The theory behind the graph transformation is simple.
If you have a graph of #y=F(x)# then, to obtain a graph of #y=F(x+epsilon)#, you have to shift the original graph to the left by #epsilon#. If #epsilon < 0#, it means, actually, shifting right by #|epsilon|#.
Graph of #y=F(x)+delta# can be obtained from the original one by shifting it up by #delta#. If #delta<0# shift up by #delta# is, actually, a shift down by #|delta|#.
Graph of #y=F(k*x)# (where #k# is a constant) can be obtained from the original one by "squeezing" it horizontally towards #0# by a factor of #|k|# and, if #k<0#, reflecting symmetrically relatively the Y-axis.
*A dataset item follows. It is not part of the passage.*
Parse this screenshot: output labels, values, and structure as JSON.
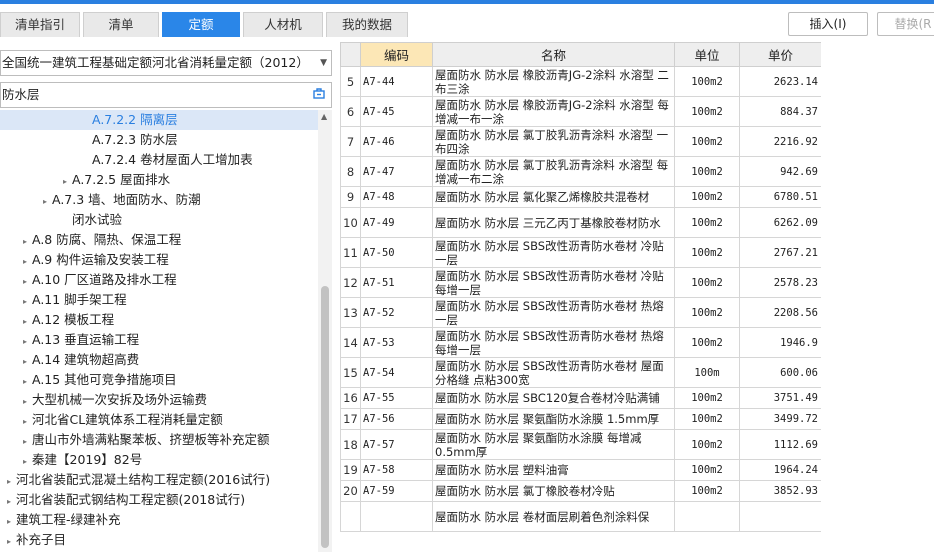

Notice that for #|k|<1# "squeezing" is, actually, "stretching".
Graph of #y=k*F(x)# (where #k# is a constant) can be obtained from the original one by "stretching" it vertically by a factor of #|k|# and, if #k<0#, reflecting symmetrically relatively the X-axis. Notice that for #|k|<1# "stretching" is, actually, "squeezing".
These graph manipulations are explained in all the details with proofs at Unizor in the item Algebra - Graphs - Manipulation.
Let's use these techniques for our problem.
To get to a graph of #y=2(x-3)^2+4#, we have to start from #y=x^2#, shift it to the right by #3#, stretch it vertically by a factor of #2# and shift vertically by #4#.
The result is #y=2(x-3)^2+4#
graph{2(x-3)^2+4 [-5, 25, -5, 15]}
The bottom point of a parabola is at #(3,4)# because we shifted it to the right by #3# and up by #4#.
It intersects the Y-axis at
#y=2(0-3)^2+4=22#